Responsibilities and Duties


The Committee shall have the sole authority and responsibility to recommend to the Board  the Auditor to be nominated for shareholder approval and the compensation of the Auditors.  The Committee shall approve in advance, all audit engagement fees and terms, and all non-audit services, engagements and fees with the Auditors. The Committee shall consult with Management but shall not delegate these responsibilities to Management.


To fulfill its responsibilities and duties, the Committee shall:


With respect to the Auditors:


                  Be directly responsible for the appointment, compensation and oversight of the work of the Auditors (including resolution of disagreements between Management and the Auditors regarding financial reporting) for the purpose of preparing or issuing an audit report or performing other audit, review or attest services for the Company.


                  Have the sole authority to review in advance and pre-approve all non-audit services to be provided to the Company or its subsidiaries by the Auditors, as permitted by applicable governance rules and in particular Section 10A of the Securities Exchange Act of 1934 and, in connection therewith, to approve all fees and other terms of engagement. The Committee shall also review and pre-approve all disclosures required to be included in any public filings with respect to non-audit services.  The Committee may delegate to one or more member the authority to pre-approve non-audit services, provided a report is made to the Committee at its next scheduled meeting.


                  Have the authority to communicate directly with the Auditors.


                  Review the performance of the Auditors on at least an annual basis.


                  On an annual basis, review and discuss with the Auditors all relationships the Auditors have with the Company in order to evaluate the Auditors’ continued independence. The Committee: (i) shall ensure that the Auditors submit to the Committee on an annual basis a written statement delineating all relationships and services that may impact the objectivity and independence of the Auditors; (ii) shall discuss with the Auditors any disclosed relationship or services that may impact the objectivity and independence of the Auditors; and (iii) shall satisfy itself as to the Auditors’ independence.


                  At least annually, obtain and review an annual report from the Auditors describing (i) the Auditors’ internal quality control procedures and (ii) any material issues raised by the most recent internal quality control review, or peer review, of the Auditors, or by any inquiry or investigation by governmental or professional authorities, within the preceding five years,




respecting one or more independent audits carried out by the Auditors, and any steps taken to deal with any such issues.

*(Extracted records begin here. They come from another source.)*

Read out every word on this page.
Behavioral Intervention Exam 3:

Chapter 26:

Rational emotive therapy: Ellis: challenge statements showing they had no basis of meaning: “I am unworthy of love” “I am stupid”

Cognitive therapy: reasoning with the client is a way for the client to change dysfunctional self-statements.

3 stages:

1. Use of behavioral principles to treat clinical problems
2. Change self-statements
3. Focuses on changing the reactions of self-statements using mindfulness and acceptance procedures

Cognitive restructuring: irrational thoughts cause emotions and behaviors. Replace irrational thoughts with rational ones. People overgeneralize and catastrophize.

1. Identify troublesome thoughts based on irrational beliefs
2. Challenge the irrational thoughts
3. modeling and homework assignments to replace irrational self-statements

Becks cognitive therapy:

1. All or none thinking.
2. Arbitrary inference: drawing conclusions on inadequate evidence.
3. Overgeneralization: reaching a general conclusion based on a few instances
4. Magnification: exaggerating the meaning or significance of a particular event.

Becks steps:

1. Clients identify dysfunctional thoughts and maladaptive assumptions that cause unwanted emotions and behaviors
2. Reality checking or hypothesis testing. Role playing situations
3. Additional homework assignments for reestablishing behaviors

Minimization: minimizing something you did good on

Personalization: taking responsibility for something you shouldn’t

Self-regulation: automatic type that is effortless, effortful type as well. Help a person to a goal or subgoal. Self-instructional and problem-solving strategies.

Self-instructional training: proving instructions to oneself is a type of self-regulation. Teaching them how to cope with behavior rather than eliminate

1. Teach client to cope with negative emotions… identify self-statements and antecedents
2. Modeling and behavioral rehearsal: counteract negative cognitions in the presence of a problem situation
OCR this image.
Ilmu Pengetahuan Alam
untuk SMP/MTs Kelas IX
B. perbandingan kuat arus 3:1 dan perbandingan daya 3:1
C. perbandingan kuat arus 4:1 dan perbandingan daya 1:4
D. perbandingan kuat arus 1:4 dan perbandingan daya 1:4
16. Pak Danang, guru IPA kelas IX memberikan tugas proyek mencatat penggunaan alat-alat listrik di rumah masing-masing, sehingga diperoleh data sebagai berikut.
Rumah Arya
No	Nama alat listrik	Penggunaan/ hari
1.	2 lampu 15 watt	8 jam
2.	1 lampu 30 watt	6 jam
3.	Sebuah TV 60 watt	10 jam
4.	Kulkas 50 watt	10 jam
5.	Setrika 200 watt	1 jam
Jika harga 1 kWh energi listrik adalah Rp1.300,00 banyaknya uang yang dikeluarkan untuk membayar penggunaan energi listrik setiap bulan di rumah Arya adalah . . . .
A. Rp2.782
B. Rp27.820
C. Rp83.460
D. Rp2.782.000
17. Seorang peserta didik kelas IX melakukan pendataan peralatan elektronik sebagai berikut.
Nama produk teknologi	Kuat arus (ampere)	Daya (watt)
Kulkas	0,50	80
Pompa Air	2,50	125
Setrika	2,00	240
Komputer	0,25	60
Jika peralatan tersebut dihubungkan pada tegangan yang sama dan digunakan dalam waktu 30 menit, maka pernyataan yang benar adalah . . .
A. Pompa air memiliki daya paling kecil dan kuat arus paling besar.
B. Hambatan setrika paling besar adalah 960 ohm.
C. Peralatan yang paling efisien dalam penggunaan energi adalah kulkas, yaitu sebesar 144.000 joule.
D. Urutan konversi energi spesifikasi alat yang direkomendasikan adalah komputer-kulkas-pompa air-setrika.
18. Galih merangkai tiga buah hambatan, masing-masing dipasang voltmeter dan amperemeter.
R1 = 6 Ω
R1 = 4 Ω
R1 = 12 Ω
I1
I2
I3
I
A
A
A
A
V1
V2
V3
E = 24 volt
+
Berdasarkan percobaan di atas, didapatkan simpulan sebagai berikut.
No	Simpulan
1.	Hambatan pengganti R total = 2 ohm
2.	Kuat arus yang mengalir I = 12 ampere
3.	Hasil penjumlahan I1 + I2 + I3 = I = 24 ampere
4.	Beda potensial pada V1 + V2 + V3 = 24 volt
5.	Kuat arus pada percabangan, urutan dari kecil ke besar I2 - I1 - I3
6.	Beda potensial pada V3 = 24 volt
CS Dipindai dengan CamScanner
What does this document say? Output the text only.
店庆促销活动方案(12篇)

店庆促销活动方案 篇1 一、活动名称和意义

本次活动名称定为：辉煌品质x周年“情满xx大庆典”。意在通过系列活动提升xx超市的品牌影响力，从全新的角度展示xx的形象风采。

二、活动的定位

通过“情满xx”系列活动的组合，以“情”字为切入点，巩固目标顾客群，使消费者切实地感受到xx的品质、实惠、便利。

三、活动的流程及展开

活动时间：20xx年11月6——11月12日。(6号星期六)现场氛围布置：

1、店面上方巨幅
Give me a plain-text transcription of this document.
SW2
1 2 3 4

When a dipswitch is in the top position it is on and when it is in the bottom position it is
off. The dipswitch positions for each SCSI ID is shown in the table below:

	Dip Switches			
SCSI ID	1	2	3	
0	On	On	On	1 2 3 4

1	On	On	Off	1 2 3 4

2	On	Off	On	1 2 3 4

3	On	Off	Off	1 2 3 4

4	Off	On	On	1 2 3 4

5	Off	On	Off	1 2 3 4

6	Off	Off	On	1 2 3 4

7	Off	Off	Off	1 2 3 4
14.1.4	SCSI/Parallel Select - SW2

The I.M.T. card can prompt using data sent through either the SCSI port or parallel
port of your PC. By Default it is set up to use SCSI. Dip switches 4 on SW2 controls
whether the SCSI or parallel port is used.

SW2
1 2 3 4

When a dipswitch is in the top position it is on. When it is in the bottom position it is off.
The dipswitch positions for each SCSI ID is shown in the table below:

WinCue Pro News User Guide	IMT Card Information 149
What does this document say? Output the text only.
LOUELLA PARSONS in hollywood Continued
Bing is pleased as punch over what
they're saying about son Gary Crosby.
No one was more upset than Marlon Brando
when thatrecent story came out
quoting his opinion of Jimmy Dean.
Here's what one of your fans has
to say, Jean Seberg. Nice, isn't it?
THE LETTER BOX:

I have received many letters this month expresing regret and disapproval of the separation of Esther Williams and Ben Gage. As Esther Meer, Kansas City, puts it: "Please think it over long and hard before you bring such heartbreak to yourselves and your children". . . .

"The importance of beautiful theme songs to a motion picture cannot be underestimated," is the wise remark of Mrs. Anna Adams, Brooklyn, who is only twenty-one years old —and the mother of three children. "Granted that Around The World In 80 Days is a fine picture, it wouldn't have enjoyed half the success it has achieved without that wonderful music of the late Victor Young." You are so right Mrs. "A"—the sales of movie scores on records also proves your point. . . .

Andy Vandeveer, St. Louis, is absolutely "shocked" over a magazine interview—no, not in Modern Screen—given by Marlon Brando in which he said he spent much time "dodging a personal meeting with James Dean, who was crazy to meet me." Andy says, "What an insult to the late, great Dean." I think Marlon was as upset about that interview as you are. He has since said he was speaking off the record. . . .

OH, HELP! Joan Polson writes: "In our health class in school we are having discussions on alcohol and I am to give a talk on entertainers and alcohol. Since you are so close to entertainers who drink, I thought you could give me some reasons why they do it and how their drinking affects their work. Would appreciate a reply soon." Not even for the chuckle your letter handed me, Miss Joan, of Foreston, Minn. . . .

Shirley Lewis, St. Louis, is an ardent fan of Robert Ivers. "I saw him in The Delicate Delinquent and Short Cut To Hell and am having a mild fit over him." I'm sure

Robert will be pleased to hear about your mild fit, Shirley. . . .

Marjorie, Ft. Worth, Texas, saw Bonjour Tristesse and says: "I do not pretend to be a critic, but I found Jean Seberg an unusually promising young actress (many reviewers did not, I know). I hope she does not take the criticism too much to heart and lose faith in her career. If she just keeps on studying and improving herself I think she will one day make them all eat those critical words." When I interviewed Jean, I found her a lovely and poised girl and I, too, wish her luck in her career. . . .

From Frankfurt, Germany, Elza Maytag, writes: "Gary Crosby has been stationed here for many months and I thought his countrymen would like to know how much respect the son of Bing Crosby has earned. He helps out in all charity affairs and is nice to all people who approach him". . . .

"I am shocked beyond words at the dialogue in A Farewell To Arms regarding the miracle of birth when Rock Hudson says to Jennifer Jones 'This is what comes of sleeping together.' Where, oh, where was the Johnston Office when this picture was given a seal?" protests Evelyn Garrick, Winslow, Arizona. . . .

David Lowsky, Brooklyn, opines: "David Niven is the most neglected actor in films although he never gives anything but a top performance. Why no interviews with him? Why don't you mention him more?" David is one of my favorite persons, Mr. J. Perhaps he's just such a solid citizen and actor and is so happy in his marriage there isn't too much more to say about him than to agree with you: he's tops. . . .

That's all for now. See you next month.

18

                  Confirm that the rotation of the lead audit partner, or the lead audit partner responsible for reviewing the audit, for the Company’s Auditors complies with the requirements of the Canadian and US regulatory authorities.


                  Review all reports required to be submitted by the Auditors to the Committee particularly including those required by Section 10A of the Securities Exchange Act of 1934.


                  Review, based upon the recommendation of the Auditors and Management, the scope and plan of the work to be done by the Auditors for each fiscal year.


With respect to financial statements:


                  Review and discuss with Management and the Auditors the Company’s quarterly financial statements (including disclosures made in Management’s Discussion and Analysis, as defined in Multilateral Instrument 51-102, and interim earnings press releases) prior to submission to shareholders, any governmental body, any stock exchange or disclosure to the public.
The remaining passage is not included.